By contrast, (according to Nezavisimaya Gazeta) in April 2017, some 56% of Russian workers made less than 31,000 rubles (US$531) a month. The official subsistence level was later lowered by the government to less than 9,691 rubles (US$166), a wage that is impossible to live on. Official statistics indicated that the number of extremely poor people, living beneath this low threshold, stood at around 19 million.  


According to the Russian journal Expert, the total industrial production in Russia collapsed by 55% in the 1990s thanks to Perestroika. By comparison, during the Great Depression in the US, production declined by 30%. In Russian history, only the combined effect of World War I and the Civil War after the October Revolution had been worse. Foreign capital flowed to the stock markets and financial institutions, but not into industry.  

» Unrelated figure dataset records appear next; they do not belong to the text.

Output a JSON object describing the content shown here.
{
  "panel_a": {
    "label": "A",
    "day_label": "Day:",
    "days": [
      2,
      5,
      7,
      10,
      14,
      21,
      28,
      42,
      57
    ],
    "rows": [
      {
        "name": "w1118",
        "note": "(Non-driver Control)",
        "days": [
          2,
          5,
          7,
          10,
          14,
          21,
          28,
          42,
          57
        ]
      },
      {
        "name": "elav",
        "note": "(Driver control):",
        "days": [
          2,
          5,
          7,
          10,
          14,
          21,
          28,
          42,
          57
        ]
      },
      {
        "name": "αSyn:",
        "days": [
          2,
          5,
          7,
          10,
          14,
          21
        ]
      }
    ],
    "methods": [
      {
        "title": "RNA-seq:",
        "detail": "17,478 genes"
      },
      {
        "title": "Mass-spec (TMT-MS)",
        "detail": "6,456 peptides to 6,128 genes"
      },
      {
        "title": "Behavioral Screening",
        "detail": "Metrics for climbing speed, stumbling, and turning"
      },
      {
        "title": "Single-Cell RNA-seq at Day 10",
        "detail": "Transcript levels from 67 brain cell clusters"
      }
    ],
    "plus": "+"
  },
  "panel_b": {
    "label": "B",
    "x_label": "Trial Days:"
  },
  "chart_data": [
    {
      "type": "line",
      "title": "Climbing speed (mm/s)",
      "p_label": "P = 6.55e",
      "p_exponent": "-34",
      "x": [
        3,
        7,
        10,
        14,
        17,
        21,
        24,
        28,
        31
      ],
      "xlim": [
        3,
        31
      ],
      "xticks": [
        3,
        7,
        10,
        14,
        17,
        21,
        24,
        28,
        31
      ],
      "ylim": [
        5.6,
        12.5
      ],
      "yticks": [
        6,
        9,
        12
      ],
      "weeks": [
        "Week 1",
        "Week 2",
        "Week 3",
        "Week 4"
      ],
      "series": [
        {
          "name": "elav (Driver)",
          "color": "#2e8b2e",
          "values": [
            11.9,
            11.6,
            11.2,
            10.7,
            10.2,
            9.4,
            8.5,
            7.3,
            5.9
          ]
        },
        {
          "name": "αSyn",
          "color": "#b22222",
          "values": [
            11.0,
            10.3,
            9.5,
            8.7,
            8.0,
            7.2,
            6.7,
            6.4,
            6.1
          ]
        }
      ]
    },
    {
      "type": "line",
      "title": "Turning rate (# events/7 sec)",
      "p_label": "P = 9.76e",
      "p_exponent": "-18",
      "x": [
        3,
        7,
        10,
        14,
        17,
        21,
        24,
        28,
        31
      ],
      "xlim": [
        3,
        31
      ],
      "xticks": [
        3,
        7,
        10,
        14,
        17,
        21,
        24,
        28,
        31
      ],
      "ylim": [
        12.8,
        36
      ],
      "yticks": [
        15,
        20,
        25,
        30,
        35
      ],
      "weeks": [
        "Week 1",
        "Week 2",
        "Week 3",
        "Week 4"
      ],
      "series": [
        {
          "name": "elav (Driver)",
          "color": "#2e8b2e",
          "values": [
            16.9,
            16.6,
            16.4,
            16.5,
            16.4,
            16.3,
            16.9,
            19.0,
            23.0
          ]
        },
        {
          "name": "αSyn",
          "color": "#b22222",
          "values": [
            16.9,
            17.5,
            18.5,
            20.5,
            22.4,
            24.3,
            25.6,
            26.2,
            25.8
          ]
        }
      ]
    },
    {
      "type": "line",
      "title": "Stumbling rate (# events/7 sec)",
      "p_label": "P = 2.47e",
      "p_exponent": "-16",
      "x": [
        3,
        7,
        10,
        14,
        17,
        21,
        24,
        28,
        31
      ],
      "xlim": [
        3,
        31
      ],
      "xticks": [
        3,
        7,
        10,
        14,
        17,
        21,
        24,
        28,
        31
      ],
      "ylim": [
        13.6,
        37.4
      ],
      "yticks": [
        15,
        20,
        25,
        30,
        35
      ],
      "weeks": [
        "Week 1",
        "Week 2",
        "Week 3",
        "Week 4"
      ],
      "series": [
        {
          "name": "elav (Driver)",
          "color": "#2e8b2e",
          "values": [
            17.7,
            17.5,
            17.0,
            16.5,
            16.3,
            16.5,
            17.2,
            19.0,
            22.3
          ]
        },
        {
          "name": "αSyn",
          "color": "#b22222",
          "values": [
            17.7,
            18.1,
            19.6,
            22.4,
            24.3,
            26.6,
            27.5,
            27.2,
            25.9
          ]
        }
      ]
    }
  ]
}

Coal-mining employment in Russia plunged from 900,000 to roughly half of that by 2000. Production, which had peaked in 1988 with 400 million tons, dropped to just 225 million in 1997. In 1998, after the closure of at least 58 mines, the government announced plans to shut down another 86 out of the remaining 200 coal mines. Every year, an estimated 15,000 workers died in workplace accidents, according to numbers of the International Labour Organisation. A horrifying 190,000 workers died annually as a result of exposure to dangerous conditions at work.   
Workers were going without wages for months and even years. While this was a general phenomenon in the Russia of the 1990s, the situation was particularly dire in the coal industry, a key Russian industry. Dozens of Kuzbass mine managers were assassinated as part of the mafia wars in the 1990s. The Kuzbass had the third-highest murder rate in the nation. One mine director, who was asked by the Moscow Times about the influence of organised crime on the coal business, answered briskly: “They don’t influence it. They run it.”  
The West is getting ready to exploit the situation. The ongoing fight against the Russian invasion of Ukraine is not to save Ukraine but to rid Russia of its indigenous oligarchs, who are the main support base of the ultra-nationalistic Putin, who is challenging the West’s hegemony in Europe. But that is not all. The ultimate goal is to replace the indigenous Russian oligarchs with Western or West-backed entrepreneurs. The expectation is that the long-suffering Russian worker will welcome such an intervention as a god-send and a harbinger of a better life under Western-style capitalism.